One way of addressing this is the following
Visualise 10000 individual having their account address approved by the admin. Then each one can run the webserver from his own pc.
The oracle smart contract will have to be upgraded to get an aggregate feed from the 10,000 individual servers and also think of tokenomics and proof of staking by price reporters so that it becomes both of economic interest to the price reporters, self sufficient project and some tokenonimcs with regards to fees paid by price consumers
Now an attack will have to affect more than 51% of price reporters to the oracle smart contract
Secondly, currently the webserver grabs prices from coingecko and feeds the oracle smart contract.
An upgrade to that would be to retrieve prices from several CEXs such as MEXC,Binance,Huobi etc. and even Dexes deployed in the parchain EVM or using XCM DEXs deployed in other parachains
An aggregate token price would be sent from each price reporter
Now an attack to any price provider centralised or decentralised, would be filtered out first at the price reporter level, running the webserver on his pc
Thirdly, currently the admin of all smart contracts is the same address.

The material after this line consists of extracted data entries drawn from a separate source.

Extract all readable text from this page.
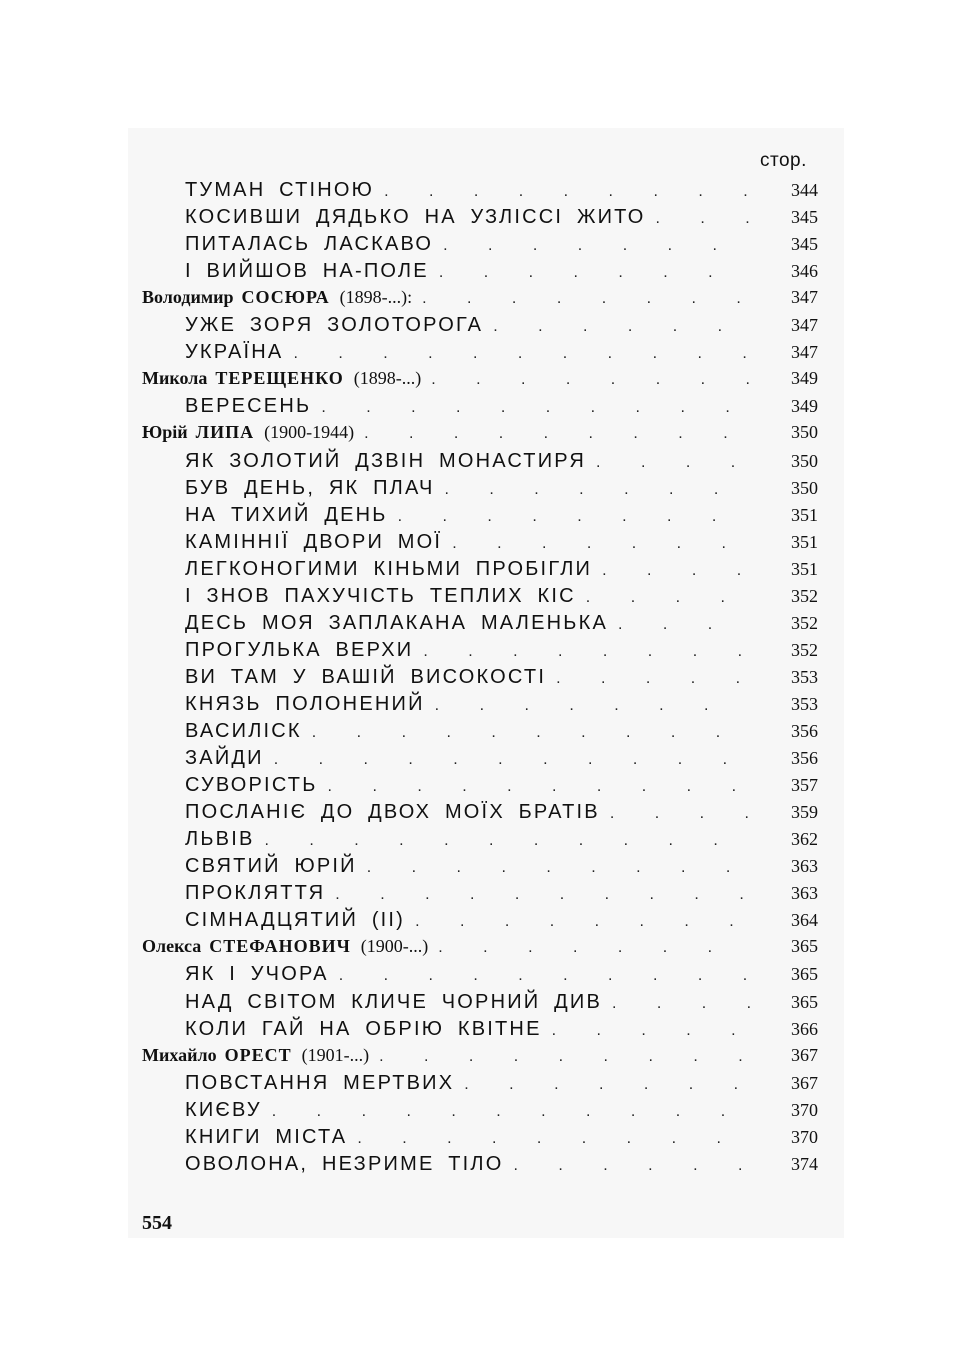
стор.
ТУМАН СТІНОЮ . . .	344
КОСИВШИ ДЯДЬКО НА УЗЛІССІ ЖИТО . . .	345
ПИТАЛАСЬ ЛАСКАВО . . .	345
І ВИЙШОВ НА-ПОЛЕ . . .	346
Володимир СОСЮРА (1898-...): . . .	347
УЖЕ ЗОРЯ ЗОЛОТОРОГА . . .	347
УКРАЇНА . . .	347
Микола ТЕРЕЩЕНКО (1898-...) . . .	349
ВЕРЕСЕНЬ . . .	349
Юрій ЛИПА (1900-1944) . . .	350
ЯК ЗОЛОТИЙ ДЗВІН МОНАСТИРЯ . . .	350
БУВ ДЕНЬ, ЯК ПЛАЧ . . .	350
НА ТИХИЙ ДЕНЬ . . .	351
КАМІННІЇ ДВОРИ МОЇ . . .	351
ЛЕГКОНОГИМИ КІНЬМИ ПРОБІГЛИ . . .	351
І ЗНОВ ПАХУЧІСТЬ ТЕПЛИХ КІС . . .	352
ДЕСЬ МОЯ ЗАПЛАКАНА МАЛЕНЬКА . . .	352
ПРОГУЛЬКА ВЕРХИ . . .	352
ВИ ТАМ У ВАШІЙ ВИСОКОСТІ . . .	353
КНЯЗЬ ПОЛОНЕНИЙ . . .	353
ВАСИЛІСК . . .	356
ЗАЙДИ . . .	356
СУВОРІСТЬ . . .	357
ПОСЛАНІЄ ДО ДВОХ МОЇХ БРАТІВ . . .	359
ЛЬВІВ . . .	362
СВЯТИЙ ЮРІЙ . . .	363
ПРОКЛЯТТЯ . . .	363
СІМНАДЦЯТИЙ (ІІ) . . .	364
Олекса СТЕФАНОВИЧ (1900-...) . . .	365
ЯК І УЧОРА . . .	365
НАД СВІТОМ КЛИЧЕ ЧОРНИЙ ДИВ . . .	365
КОЛИ ГАЙ НА ОБРІЮ КВІТНЕ . . .	366
Михайло ОРЕСТ (1901-...) . . .	367
ПОВСТАННЯ МЕРТВИХ . . .	367
КИЄВУ . . .	370
КНИГИ МІСТА . . .	370
ОВОЛОНА, НЕЗРИМЕ ТІЛО . . .	374
554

There is the functionality in each smart contract to change the admin of each smart contract and each minted ERC20 tokens.
For our testing purposes this is fine but in reality it would be preferable if after deployment the admin which is currently one address, changes to a DAO address.

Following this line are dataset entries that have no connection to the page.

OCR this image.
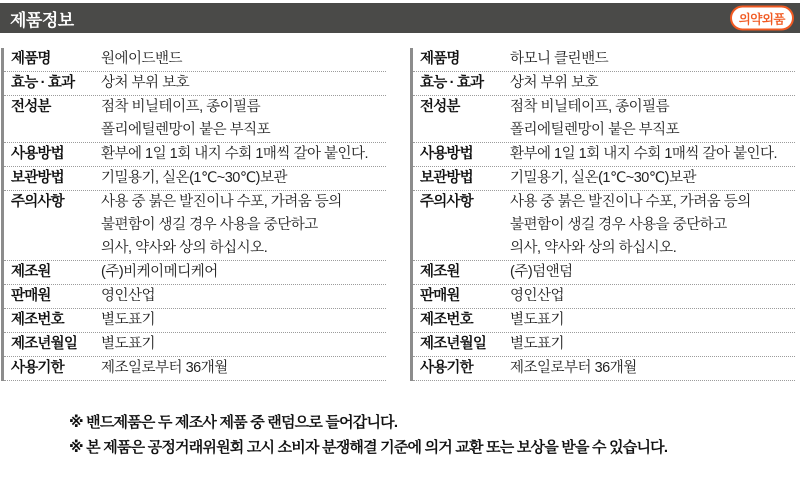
제품정보	의약외품
제품명	원에이드밴드
효능 · 효과	상처 부위 보호
전성분	점착 비닐테이프, 종이필름
폴리에틸렌망이 붙은 부직포
사용방법	환부에 1일 1회 내지 수회 1매씩 갈아 붙인다.
보관방법	기밀용기, 실온(1℃~30℃)보관
주의사항	사용 중 붉은 발진이나 수포, 가려움 등의
불편함이 생길 경우 사용을 중단하고
의사, 약사와 상의 하십시오.
제조원	(주)비케이메디케어
판매원	영인산업
제조번호	별도표기
제조년월일	별도표기
사용기한	제조일로부터 36개월
제품명	하모니 클린밴드
효능 · 효과	상처 부위 보호
전성분	점착 비닐테이프, 종이필름
폴리에틸렌망이 붙은 부직포
사용방법	환부에 1일 1회 내지 수회 1매씩 갈아 붙인다.
보관방법	기밀용기, 실온(1℃~30℃)보관
주의사항	사용 중 붉은 발진이나 수포, 가려움 등의
불편함이 생길 경우 사용을 중단하고
의사, 약사와 상의 하십시오.
제조원	(주)덤앤덤
판매원	영인산업
제조번호	별도표기
제조년월일	별도표기
사용기한	제조일로부터 36개월
※ 밴드제품은 두 제조사 제품 중 랜덤으로 들어갑니다.
※ 본 제품은 공정거래위원회 고시 소비자 분쟁해결 기준에 의거 교환 또는 보상을 받을 수 있습니다.
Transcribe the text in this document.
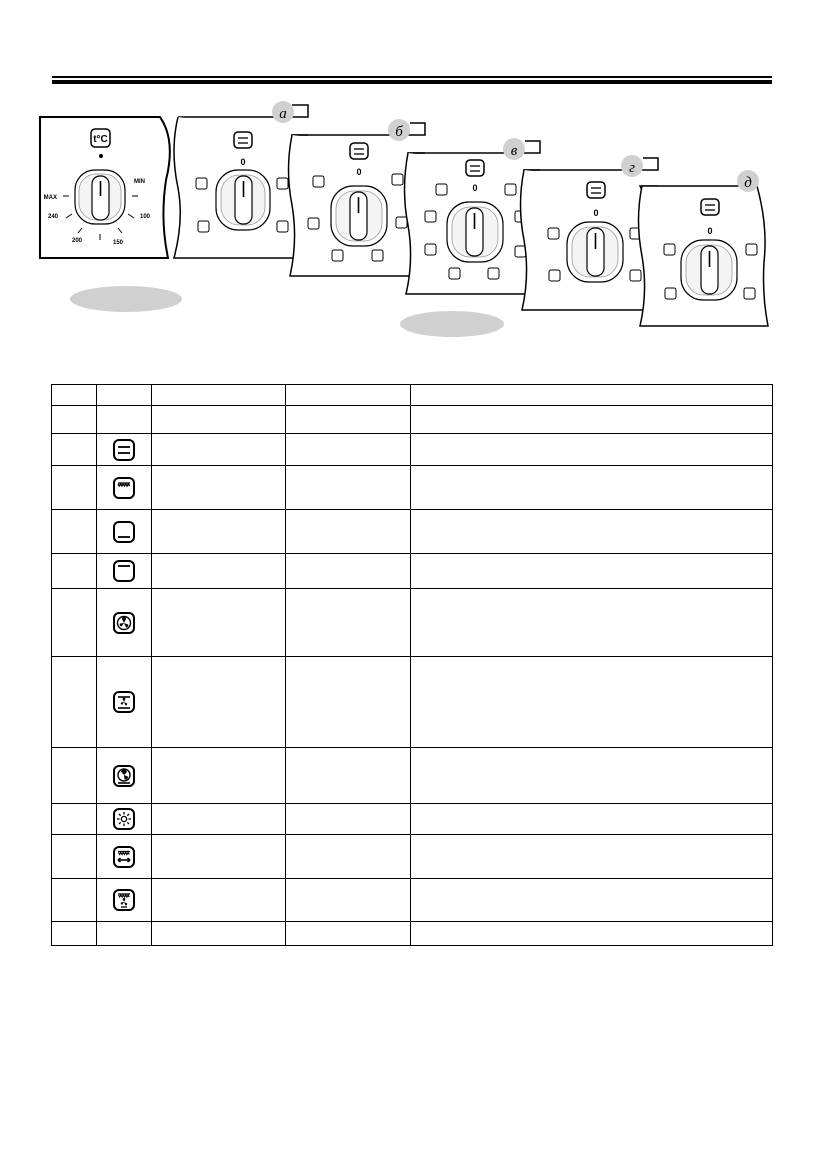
t°C
MAX
240
200	150
100
MIN
а
0
б
0
в
0
г
0
д
0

Some Dex imporvements could be applying fees e.g. 0.30% and even artificial slippage.
Also instead of the simple formula used, one could use the x * y = k formula but this complicates unnecessarily our testing tools (e.g. write a smart contract bot that continously interacts with AMMs for all tokens, looking at Oracle smart contract prices to bring the AMMs pricing in-line with this) unless one's project is to build around that smart contract architectural design,
We have spent endless sleepless nights developing these tools.
Can these be improved? Of course, above are just a few of our thoughts.
For the time being these offer an infrastucture to our team (and hopefully to many more teams) to use these and develop our projects while having a fairly realistic environment in the test network!!!